Example 2-5 A motorist traveling with a constant velocity of 14 m/s (about 34 mph) passes a school crossing, where the speed limit is 15 mph. Just as the motorist passes, a police officer on a motorcycle waiting at the crossing accelerates at a rate of 3.00 m/s2 in hot pursuit of the motorist. • How much time elapses before the officer catches up with the motorist? • What is the officer’s speed at this point? • How far beyond the crossing are the vehicles at this point?
Free fall: under the influence of gravity • Aristotle’s vs Galileo’s picture of motion • acceleration due to gravity (on the surface of the Earth) • air resistance can be ignored • acceleration is downward • if positive direction is taken to be upward, a = -g
Example 2-6 An object is dropped from the top of a very tall building.

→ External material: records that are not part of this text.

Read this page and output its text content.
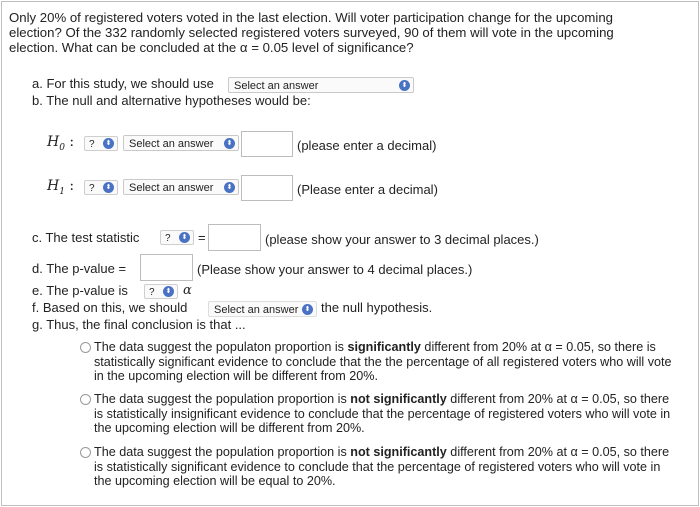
Only 20% of registered voters voted in the last election. Will voter participation change for the upcoming election? Of the 332 randomly selected registered voters surveyed, 90 of them will vote in the upcoming election. What can be concluded at the α = 0.05 level of significance?
a. For this study, we should use	Select an answer	⬍
b. The null and alternative hypotheses would be:
$H_0$ :	?	⬍	Select an answer	⬍	(please enter a decimal)
$H_1$ :	?	⬍	Select an answer	⬍	(Please enter a decimal)
c. The test statistic	?	⬍ =	(please show your answer to 3 decimal places.)
d. The p-value =	(Please show your answer to 4 decimal places.)
e. The p-value is	?	⬍ α
f. Based on this, we should	Select an answer ⬍ the null hypothesis.
g. Thus, the final conclusion is that ...
The data suggest the populaton proportion is significantly different from 20% at α = 0.05, so there is statistically significant evidence to conclude that the the percentage of all registered voters who will vote in the upcoming election will be different from 20%.
The data suggest the population proportion is not significantly different from 20% at α = 0.05, so there is statistically insignificant evidence to conclude that the percentage of registered voters who will vote in the upcoming election will be different from 20%.
The data suggest the population proportion is not significantly different from 20% at α = 0.05, so there is statistically significant evidence to conclude that the percentage of registered voters who will vote in the upcoming election will be equal to 20%.
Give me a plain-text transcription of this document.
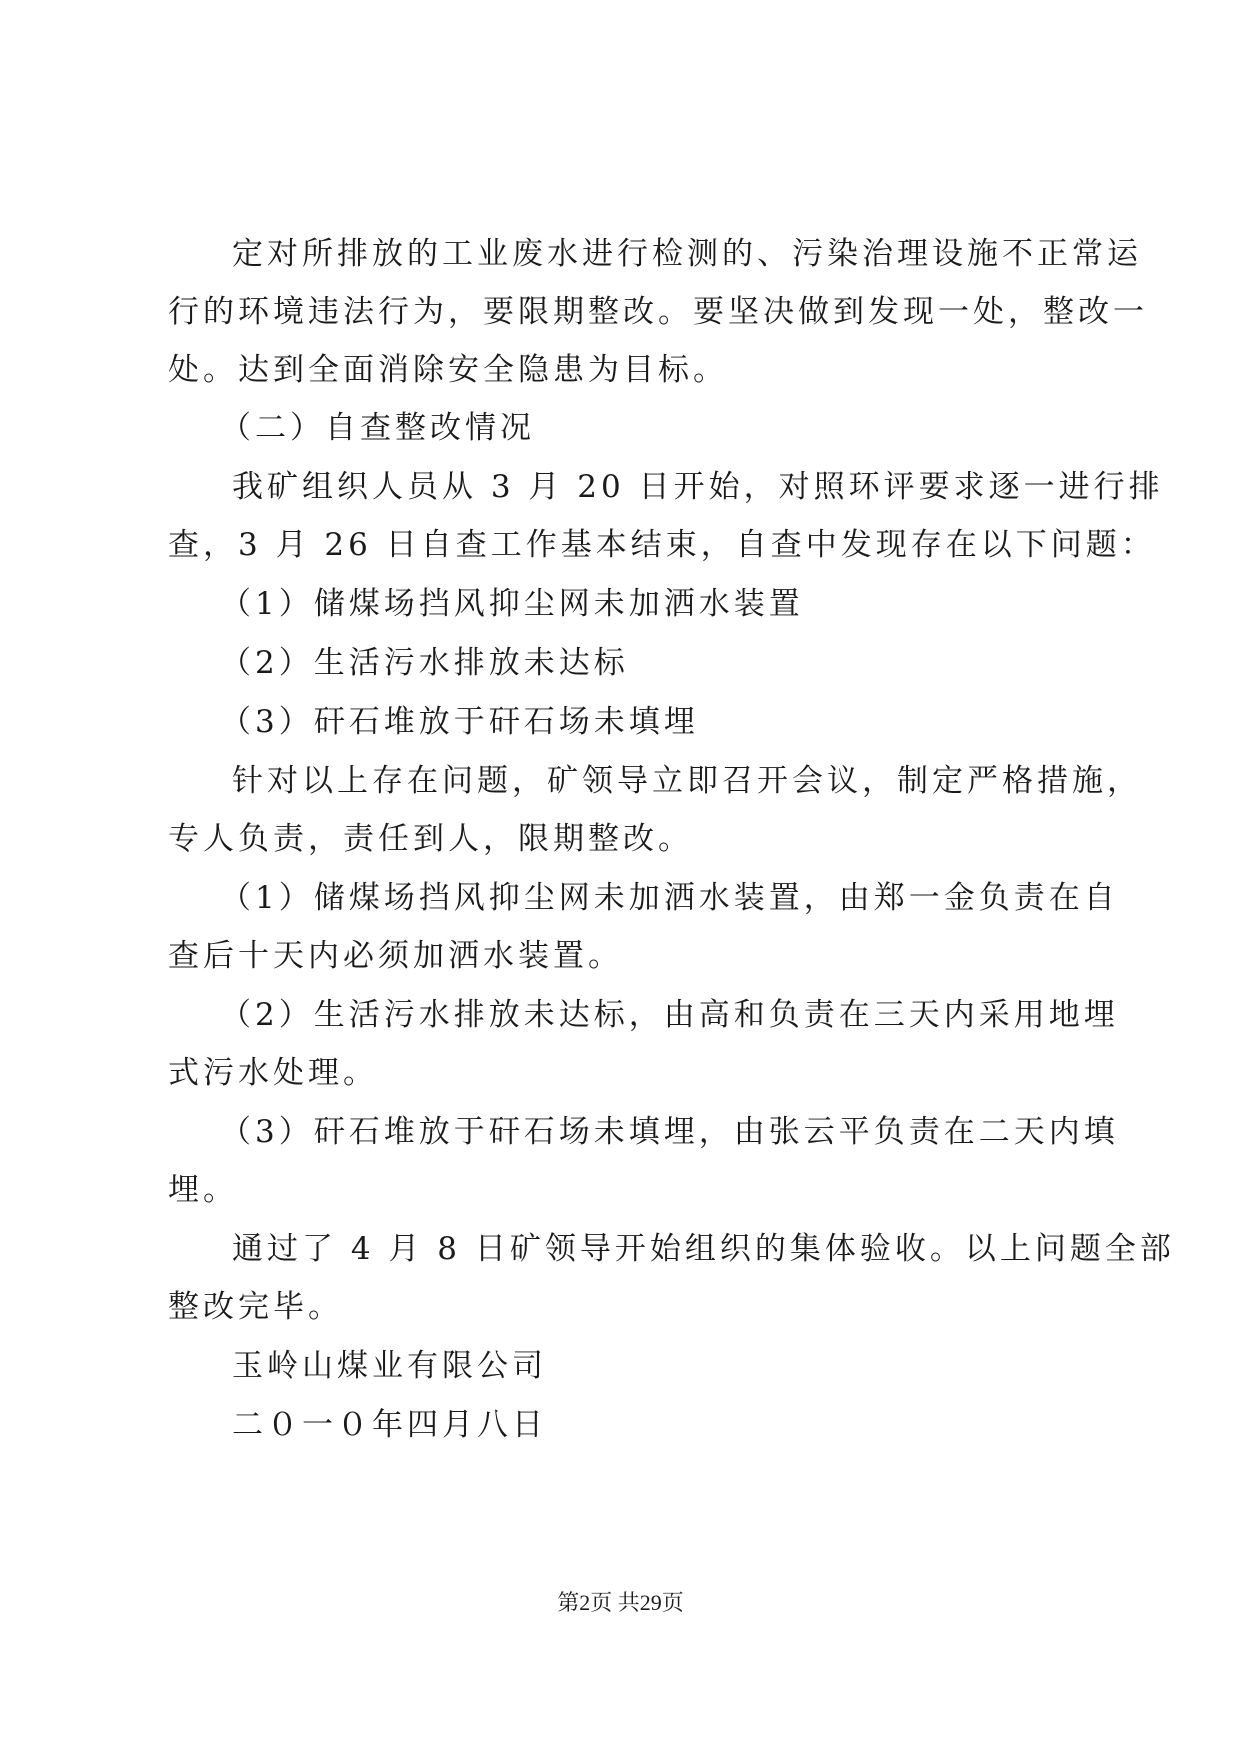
定对所排放的工业废水进行检测的、污染治理设施不正常运
行的环境违法行为，要限期整改。要坚决做到发现一处，整改一
处。达到全面消除安全隐患为目标。
（二）自查整改情况
我矿组织人员从 3 月 20 日开始，对照环评要求逐一进行排
查，3 月 26 日自查工作基本结束，自查中发现存在以下问题：
（1）储煤场挡风抑尘网未加洒水装置
（2）生活污水排放未达标
（3）矸石堆放于矸石场未填埋
针对以上存在问题，矿领导立即召开会议，制定严格措施，
专人负责，责任到人，限期整改。
（1）储煤场挡风抑尘网未加洒水装置，由郑一金负责在自
查后十天内必须加洒水装置。
（2）生活污水排放未达标，由高和负责在三天内采用地埋
式污水处理。
（3）矸石堆放于矸石场未填埋，由张云平负责在二天内填
埋。
通过了 4 月 8 日矿领导开始组织的集体验收。以上问题全部
整改完毕。
玉岭山煤业有限公司
二０一０年四月八日
第2页 共29页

How far has it dropped and how fast is it moving after • 1.00s? • 2.00s? • 3.00s?
Example 2-7,8 An object is thrown straight upward with a speed of 15.0 m/s from the roof of a very tall building. On the way down, it just misses the railing. • Find the position and velocity of the object 1.00 and 4.00 seconds after being thrown. • Find the velocity when the object is 5.00 m above the railing. • Determine the maximum height reached, and the time at which it is reached. • The acceleration of the object when it is at its maximum height. • At what time is the object 5.00 m below the railing?